I just realized that you're evaluating your points at the original input points when you're using a non-zero smoothing factor ( s ).

By definition, smoothing won't fit the data exactly. Try putting s=0 in instead.

As a quick example:

import matplotlib.pyplot as plt
import numpy as np
from scipy import interpolate

x = np.linspace(0, 6.*np.pi, num=100) #interval (0,6*pi) in 10'000 steps
A = 1.e-4 # Amplitude of sine function
y = A*np.sin(x)

fig, axes = plt.subplots(nrows=2)
for ax, s, title in zip(axes, [2, 0], ['With', 'Without']):
    yinterp = interpolate.UnivariateSpline(x, y, s=s)(x)
    ax.plot(x, yinterp, label='Interpolated')
    ax.plot(x, y, 'bo',label='Original')
    ax.legend()
    ax.set_title(title + ' Smoothing')

plt.show()

The reason that you're only clearly seeing the effects of smoothing with a low amplitude is due to the way the smoothing factor is defined. See the documentation for scipy.interpolate.UnivariateSpline for more details.
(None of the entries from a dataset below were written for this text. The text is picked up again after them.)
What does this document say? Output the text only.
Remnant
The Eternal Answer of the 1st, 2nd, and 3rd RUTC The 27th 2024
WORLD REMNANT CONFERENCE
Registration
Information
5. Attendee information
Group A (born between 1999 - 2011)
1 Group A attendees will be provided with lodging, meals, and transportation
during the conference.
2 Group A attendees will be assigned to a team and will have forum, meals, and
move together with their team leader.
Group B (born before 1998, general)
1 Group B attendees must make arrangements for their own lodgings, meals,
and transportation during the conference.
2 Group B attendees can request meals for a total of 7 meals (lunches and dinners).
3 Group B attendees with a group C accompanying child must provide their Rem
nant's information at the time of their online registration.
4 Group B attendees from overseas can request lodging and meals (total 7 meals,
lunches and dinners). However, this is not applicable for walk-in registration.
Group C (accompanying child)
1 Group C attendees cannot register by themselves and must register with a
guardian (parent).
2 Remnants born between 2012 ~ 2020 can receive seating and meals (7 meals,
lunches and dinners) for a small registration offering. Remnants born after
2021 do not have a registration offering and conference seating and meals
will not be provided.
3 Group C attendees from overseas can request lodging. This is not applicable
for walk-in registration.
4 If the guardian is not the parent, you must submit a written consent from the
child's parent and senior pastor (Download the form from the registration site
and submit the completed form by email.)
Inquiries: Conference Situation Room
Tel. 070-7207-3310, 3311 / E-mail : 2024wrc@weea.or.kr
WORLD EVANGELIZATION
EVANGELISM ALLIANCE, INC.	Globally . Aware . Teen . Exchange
Even with a higher amplitude, the interpolated data won't match the original data if you use smoothing.

For example, if we just change the amplitude ( A ) to 1.0 in the code example above, we'll still see the effects of smoothing...

Answer 2

The problem is in choosing suitable values for the s parameter. Its values depend on the scaling of the data.

Reading the documentation carefully, one can deduce that the parameter should be chosen around s = len(y) * np.var(y) , ie # of data points * variance. Taking for example s = 0.05 * len(y) * np.var(y) gives a smoothing spline that does not depend on the scaling of the data or the number of data points.

EDIT : sensible values for s depend of course also on the noise level in the data. The docs seem to recommend choosing s in the range (m - sqrt(2*m)) * std**2 <= s <= (m + sqrt(2*m)) * std**2 where std is the standard deviation associated with the "noise" you want to smooth over.